L´écrivain tchèque Štěpán Kučera a publié un interview avec Ivo Habán, historien des beaux-arts, sur le peintre tchèque Oskar Spielmann qui a passé plus que 30 ans en Algérie.

"Je veux rester plus longtemps." Le peintre de Brno Oskar Spielmann en Algérie

24. 2. 2023, 10:00

Štěpán Kučera, Právo, SALON

 

"Il est bien certain, mon cher, qu'il n'y a que deux villes au monde. Paris, qui est la capitale de toute l'humanité, et Alger, qui est la capitale des artistes", écrit l'écrivain Jules de Goncourt en 1852 dans une lettre à son frère.

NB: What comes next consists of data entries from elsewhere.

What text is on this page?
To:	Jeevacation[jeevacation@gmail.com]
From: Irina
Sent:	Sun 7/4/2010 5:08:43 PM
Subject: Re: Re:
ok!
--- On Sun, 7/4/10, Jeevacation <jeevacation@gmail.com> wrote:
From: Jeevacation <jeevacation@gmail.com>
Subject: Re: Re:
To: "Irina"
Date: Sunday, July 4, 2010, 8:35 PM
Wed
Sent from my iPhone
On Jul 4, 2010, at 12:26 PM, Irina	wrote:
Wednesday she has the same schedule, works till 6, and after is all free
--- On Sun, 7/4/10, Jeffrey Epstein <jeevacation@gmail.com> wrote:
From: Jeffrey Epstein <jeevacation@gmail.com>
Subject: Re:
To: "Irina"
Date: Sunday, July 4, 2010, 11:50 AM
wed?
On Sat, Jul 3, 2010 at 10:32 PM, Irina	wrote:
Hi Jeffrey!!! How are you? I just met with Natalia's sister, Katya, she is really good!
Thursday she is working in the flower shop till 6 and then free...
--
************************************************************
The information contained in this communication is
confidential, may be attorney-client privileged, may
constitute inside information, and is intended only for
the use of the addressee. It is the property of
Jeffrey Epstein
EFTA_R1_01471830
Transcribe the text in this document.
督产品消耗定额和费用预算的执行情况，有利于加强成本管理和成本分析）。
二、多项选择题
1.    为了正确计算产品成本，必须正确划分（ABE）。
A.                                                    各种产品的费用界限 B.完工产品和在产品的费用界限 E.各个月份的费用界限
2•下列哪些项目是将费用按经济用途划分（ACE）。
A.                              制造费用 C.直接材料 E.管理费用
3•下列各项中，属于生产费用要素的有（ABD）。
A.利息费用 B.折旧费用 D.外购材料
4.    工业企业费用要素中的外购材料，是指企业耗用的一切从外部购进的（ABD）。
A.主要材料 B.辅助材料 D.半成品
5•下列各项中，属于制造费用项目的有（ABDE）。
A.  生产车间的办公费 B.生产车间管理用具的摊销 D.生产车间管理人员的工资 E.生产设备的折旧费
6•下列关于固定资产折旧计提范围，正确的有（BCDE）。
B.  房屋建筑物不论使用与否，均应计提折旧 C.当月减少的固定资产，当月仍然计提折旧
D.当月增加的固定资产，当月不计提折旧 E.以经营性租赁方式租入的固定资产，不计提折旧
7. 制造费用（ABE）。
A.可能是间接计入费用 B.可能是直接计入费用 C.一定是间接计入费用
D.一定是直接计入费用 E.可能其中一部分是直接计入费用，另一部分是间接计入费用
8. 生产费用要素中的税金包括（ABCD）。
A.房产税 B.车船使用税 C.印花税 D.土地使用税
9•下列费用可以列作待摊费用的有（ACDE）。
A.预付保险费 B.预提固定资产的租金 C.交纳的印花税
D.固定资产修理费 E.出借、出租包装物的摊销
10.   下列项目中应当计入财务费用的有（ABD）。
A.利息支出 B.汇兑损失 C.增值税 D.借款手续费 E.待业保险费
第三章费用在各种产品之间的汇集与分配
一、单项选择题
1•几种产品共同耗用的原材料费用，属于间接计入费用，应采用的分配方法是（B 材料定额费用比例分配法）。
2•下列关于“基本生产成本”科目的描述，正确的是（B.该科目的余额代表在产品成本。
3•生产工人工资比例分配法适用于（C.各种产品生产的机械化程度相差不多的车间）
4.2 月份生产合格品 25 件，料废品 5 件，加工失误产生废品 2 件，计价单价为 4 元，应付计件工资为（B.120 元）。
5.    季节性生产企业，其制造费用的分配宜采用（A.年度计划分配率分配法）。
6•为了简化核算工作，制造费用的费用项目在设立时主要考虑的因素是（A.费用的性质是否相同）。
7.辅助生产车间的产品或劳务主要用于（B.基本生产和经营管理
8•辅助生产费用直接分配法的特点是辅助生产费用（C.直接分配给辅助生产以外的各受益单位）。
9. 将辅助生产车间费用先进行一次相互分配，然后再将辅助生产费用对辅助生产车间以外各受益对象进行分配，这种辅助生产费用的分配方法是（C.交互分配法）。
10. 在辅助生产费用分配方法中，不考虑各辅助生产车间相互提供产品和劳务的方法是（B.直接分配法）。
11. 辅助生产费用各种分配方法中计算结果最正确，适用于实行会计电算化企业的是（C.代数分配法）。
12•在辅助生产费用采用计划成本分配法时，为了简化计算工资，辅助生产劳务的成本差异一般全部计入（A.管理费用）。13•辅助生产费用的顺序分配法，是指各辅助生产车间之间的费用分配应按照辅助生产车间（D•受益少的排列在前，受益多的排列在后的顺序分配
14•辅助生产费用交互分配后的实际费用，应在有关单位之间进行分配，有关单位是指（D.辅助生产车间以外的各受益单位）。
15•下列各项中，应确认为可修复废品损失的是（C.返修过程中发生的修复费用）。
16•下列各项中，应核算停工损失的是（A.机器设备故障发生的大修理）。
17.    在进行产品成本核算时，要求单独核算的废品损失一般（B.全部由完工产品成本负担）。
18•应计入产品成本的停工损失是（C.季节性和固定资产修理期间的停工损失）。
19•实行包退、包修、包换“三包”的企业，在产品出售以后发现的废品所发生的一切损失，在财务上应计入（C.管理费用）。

Peu après le débarquement des troupes françaises, des peintres et des écrivains français, ainsi que des archéologues et des historiens, sont arrivés à Alger. Les architectes ont fait démolir des morceaux de l'ancienne Casbah et ont fait construire des boulevards européens rectilignes avec des avenues de platanes. Les Français ont également planté des palmiers à Alger parce que les palmiers correspondaient à leur vision de l'Orient, et ils ont abattu la structure traditionnelle de la société algérienne, y compris le système éducatif. Sur une colline au bord de la mer, ils ont construit la grande cathédrale Notre-Dame d'Afrique afin que chaque navire entrant dans le port sache qui étaient le chef de la ville.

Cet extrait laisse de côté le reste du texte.